In defence of referees

This article was first written and published for the Roar

I have a friend. Let’s call him John.

John was brought up in a family that loves rugby league. When he was younger, he played footy, mainly on the wing because he was very quick. He even managed to score his fair share of tries.

But as he got older, John was no longer as interested in playing footy, he wanted to be involved in the game in a different way.

So he traded having the footy in his hand to having a whistle in his hand and decided to try his hand at refereeing instead.

Refereeing is a passion that John has had for over a decade now. Slowly but surely, John has moved his way up through the refereeing ranks with plenty of hard work and determination. Refereeing is about a lot more than just understanding some very complicated rules. It also requires high levels of fitness, commitment and also means you give up plenty of weekends.

Here’s the thing about John though. He is a good referee. So good in fact that he is now refereeing in New South Wales Cup.

John could potentially progress further and be a first-grade referee down the track, but has made a decision that he does not want to and that he is happy to remain in New South Wales Cup.

And how can you possibly blame him?

This year, referees have been under constant scrutiny. They have been the most consistent talking point and have been subjected to the most criticism across the board.

Matt Cecchin

(Photo by Mark Evans/Getty Images)

I would say that this constant focus and harassment is beginning to border on bullying and with the personal vendetta that some fans and influential media commentators have against referees, why on earth would you want to be one.

We’ve seen it flair up again this weekend and for me, it’s getting to a point where it is exceptionally embarrassing.

Peter Sterling said on Triple M on the weekend that “the game is harder to watch as a spectator as it has ever been.”

That article also quoted the high number of penalties being blown per game (approximately 18/19) and looked to blame referees for that.

There was no mention of the players that are behaving in a way that is contrary to the rules, putting referees in a position where they need to blow a penalty.

On Channel 9, there was also discussion following the games on Friday night.

Paul Vautin suggested that the referees were “out of touch.” Then it was that the referees don’t have an understanding of the effort that the players put in (do the commentators have an understanding of how much effort the referees put in?).

Later in the same segment it was acknowledged that the number of penalties aren’t the referees fault, but instead it is because of the direction they are being given from up top.

I’m confused.

But it continued.

Andrew Johns then made a comment about referees blowing penalties that really should be let go because they do not have any influence on direct play.

I question whether this would add another level of complexity to an already complex job with referees being placed in a position where they need to make a call about when an infringement is having a direct impact on play and when it is not (and then would allow other players to do the incorrect thing, just because they aren’t directly involved in play).

Then there were further tweets from journalists lamenting that referees were destroying the game.

For some journalists, this seems to be a fun game at the moment and it’s becoming exceptionally tired, boring and predictable.

Gerard Sutton

(Photo by Mark Kolbe/Getty Images)

So who is to blame here?

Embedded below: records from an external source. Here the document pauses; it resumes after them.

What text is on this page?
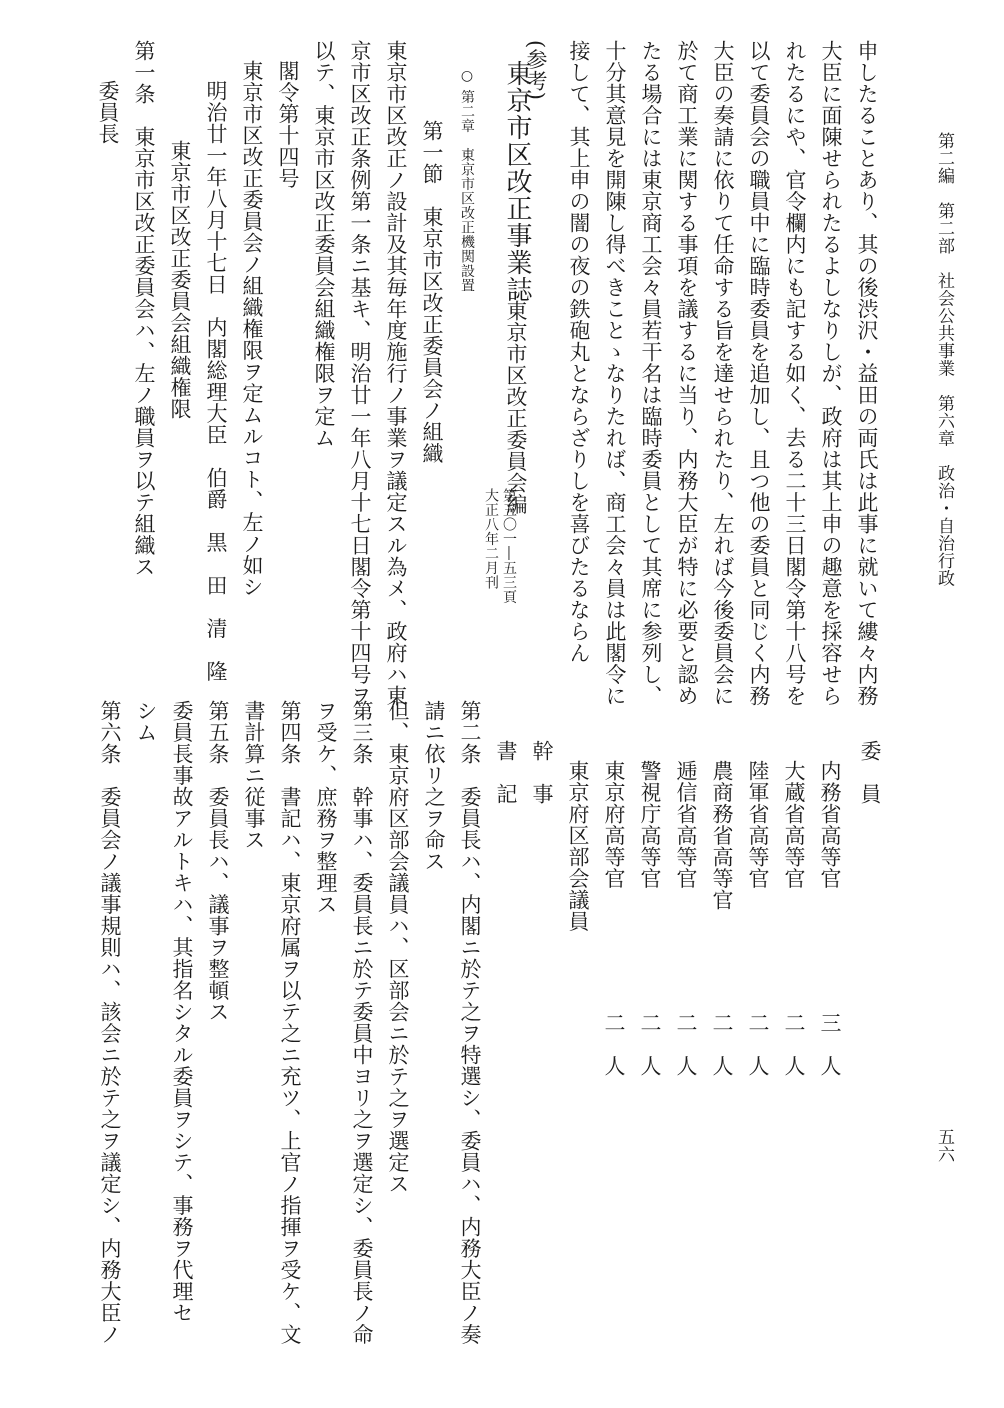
第二編　第二部　社会公共事業　第六章　政治・自治行政
五六
申したることあり、其の後渋沢・益田の両氏は此事に就いて縷々内務
大臣に面陳せられたるよしなりしが、政府は其上申の趣意を採容せら
れたるにや、官令欄内にも記する如く、去る二十三日閣令第十八号を
以て委員会の職員中に臨時委員を追加し、且つ他の委員と同じく内務
大臣の奏請に依りて任命する旨を達せられたり、左れば今後委員会に
於て商工業に関する事項を議するに当り、内務大臣が特に必要と認め
たる場合には東京商工会々員若干名は臨時委員として其席に参列し、
十分其意見を開陳し得べきことゝなりたれば、商工会々員は此閣令に
接して、其上申の闇の夜の鉄砲丸とならざりしを喜びたるならん
(参考)
東京市区改正事業誌
東京市区改正委員会編
第五〇一―五三頁
大正八年二月刊
○ 第二章　東京市区改正機関設置
第一節　東京市区改正委員会ノ組織
東京市区改正ノ設計及其毎年度施行ノ事業ヲ議定スル為メ、政府ハ東
京市区改正条例第一条ニ基キ、明治廿一年八月十七日閣令第十四号ヲ
以テ、東京市区改正委員会組織権限ヲ定ム
閣令第十四号
東京市区改正委員会ノ組織権限ヲ定ムルコト、左ノ如シ
明治廿一年八月十七日　内閣総理大臣　伯爵　黒　田　清　隆
東京市区改正委員会組織権限
第一条　東京市区改正委員会ハ、左ノ職員ヲ以テ組織ス
委員長
委　員
内務省高等官
三　人
大蔵省高等官
二　人
陸軍省高等官
二　人
農商務省高等官
二　人
逓信省高等官
二　人
警視庁高等官
二　人
東京府高等官
二　人
東京府区部会議員
幹　事
書　記
第二条　委員長ハ、内閣ニ於テ之ヲ特選シ、委員ハ、内務大臣ノ奏
請ニ依リ之ヲ命ス
但、東京府区部会議員ハ、区部会ニ於テ之ヲ選定ス
第三条　幹事ハ、委員長ニ於テ委員中ヨリ之ヲ選定シ、委員長ノ命
ヲ受ケ、庶務ヲ整理ス
第四条　書記ハ、東京府属ヲ以テ之ニ充ツ、上官ノ指揮ヲ受ケ、文
書計算ニ従事ス
第五条　委員長ハ、議事ヲ整頓ス
委員長事故アルトキハ、其指名シタル委員ヲシテ、事務ヲ代理セ
シム
第六条　委員会ノ議事規則ハ、該会ニ於テ之ヲ議定シ、内務大臣ノ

Is it the referees? Or is it the people giving them the instructions? Or is it the players that continue to do the wrong thing and give away penalties?

I would say it is the latter and interestingly, we don’t see targeted harassment of particular players that give away plenty of penalties, just the odd article here or there.

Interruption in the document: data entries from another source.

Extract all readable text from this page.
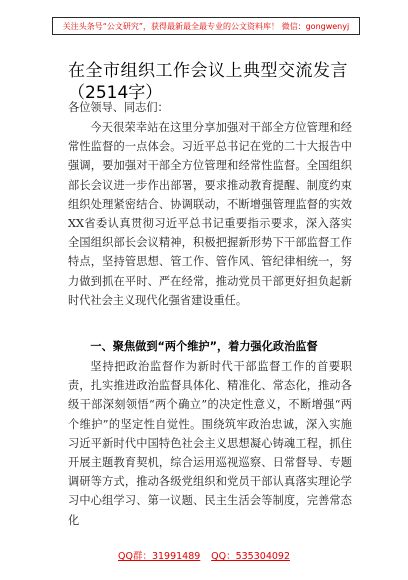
关注头条号“公文研究”，获得最新最全最专业的公文资料库！ 微信：gongwenyj
在全市组织工作会议上典型交流发言
（2514字）
各位领导、同志们：
今天很荣幸站在这里分享加强对干部全方位管理和经常性监督的一点体会。习近平总书记在党的二十大报告中强调，要加强对干部全方位管理和经常性监督。全国组织部长会议进一步作出部署，要求推动教育提醒、制度约束组织处理紧密结合、协调联动，不断增强管理监督的实效XX省委认真贯彻习近平总书记重要指示要求，深入落实全国组织部长会议精神，积极把握新形势下干部监督工作特点，坚持管思想、管工作、管作风、管纪律相统一，努力做到抓在平时、严在经常，推动党员干部更好担负起新时代社会主义现代化强省建设重任。
一、聚焦做到“两个维护”，着力强化政治监督
坚持把政治监督作为新时代干部监督工作的首要职责，扎实推进政治监督具体化、精准化、常态化，推动各级干部深刻领悟“两个确立”的决定性意义，不断增强“两个维护”的坚定性自觉性。围绕筑牢政治忠诚，深入实施习近平新时代中国特色社会主义思想凝心铸魂工程，抓住开展主题教育契机，综合运用巡视巡察、日常督导、专题调研等方式，推动各级党组织和党员干部认真落实理论学习中心组学习、第一议题、民主生活会等制度，完善常态化
QQ群：31991489 QQ：535304092
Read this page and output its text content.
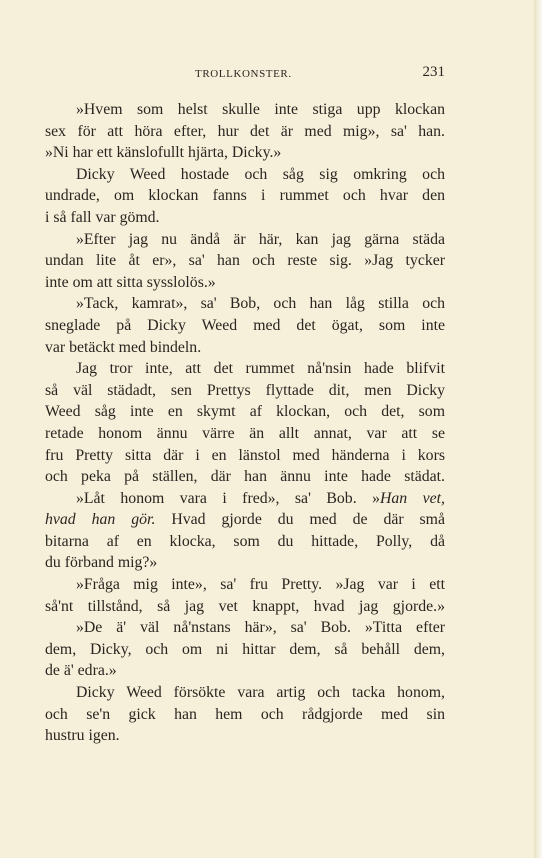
TROLLKONSTER.	231
»Hvem som helst skulle inte stiga upp klockan
sex för att höra efter, hur det är med mig», sa' han.
»Ni har ett känslofullt hjärta, Dicky.»
Dicky Weed hostade och såg sig omkring och
undrade, om klockan fanns i rummet och hvar den
i så fall var gömd.
»Efter jag nu ändå är här, kan jag gärna städa
undan lite åt er», sa' han och reste sig. »Jag tycker
inte om att sitta sysslolös.»
»Tack, kamrat», sa' Bob, och han låg stilla och
sneglade på Dicky Weed med det ögat, som inte
var betäckt med bindeln.
Jag tror inte, att det rummet nå'nsin hade blifvit
så väl städadt, sen Prettys flyttade dit, men Dicky
Weed såg inte en skymt af klockan, och det, som
retade honom ännu värre än allt annat, var att se
fru Pretty sitta där i en länstol med händerna i kors
och peka på ställen, där han ännu inte hade städat.
»Låt honom vara i fred», sa' Bob. »Han vet,
hvad han gör. Hvad gjorde du med de där små
bitarna af en klocka, som du hittade, Polly, då
du förband mig?»
»Fråga mig inte», sa' fru Pretty. »Jag var i ett
så'nt tillstånd, så jag vet knappt, hvad jag gjorde.»
»De ä' väl nå'nstans här», sa' Bob. »Titta efter
dem, Dicky, och om ni hittar dem, så behåll dem,
de ä' edra.»
Dicky Weed försökte vara artig och tacka honom,
och se'n gick han hem och rådgjorde med sin
hustru igen.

Now I don’t know about any of you, but I have enjoyed this year of footy more than any other in recent years (keep in mind that my team is at the bottom of the ladder too).

For the first time in many years, we are seeing a different type of top eight featuring some new teams like the New Zealand Warriors, South Sydney Rabbitohs and the St George Illawarra Dragons.

We have seen the emergence of some fresh talent including Viliame Kikau, Kalyn Ponga, Victor Radley and Jamaayne Isaako.

We have seen some players return to form like John Sutton and Greg Inglis and have also watched some teams that we thought would be in the finals, collapse, like the Parramatta Eels and the North Queensland Cowboys.

I’ve also really relished seeing an increased use of the sin bin and have also really enjoyed watching referees crack down on players and teams that have repeated infringements.

I find it incredible that there are some people in the media who profess to love the game, but who do little other than complain about it.

Referees are always going to make some wrong calls. They are human. Just like our players make errors.

The very obvious impact of all this dribble about how referees are ruining the game is that it alienates and upsets fans. It has already started to.

I’ve noticed particularly on Twitter that more and more fans are beginning to call out journalists who unfairly harass referees and are getting very tired of the same old narrative that some very stale journalists are trying to spin.

But a less obvious consequence, and potentially a more dangerous one, is that this inappropriate level of harassment is potentially discouraging the next generation of referees from coming through.

Being a referee has never been a popular gig, but the way we’re heading now, I wonder why anyone would put their hand up for the job in the first place.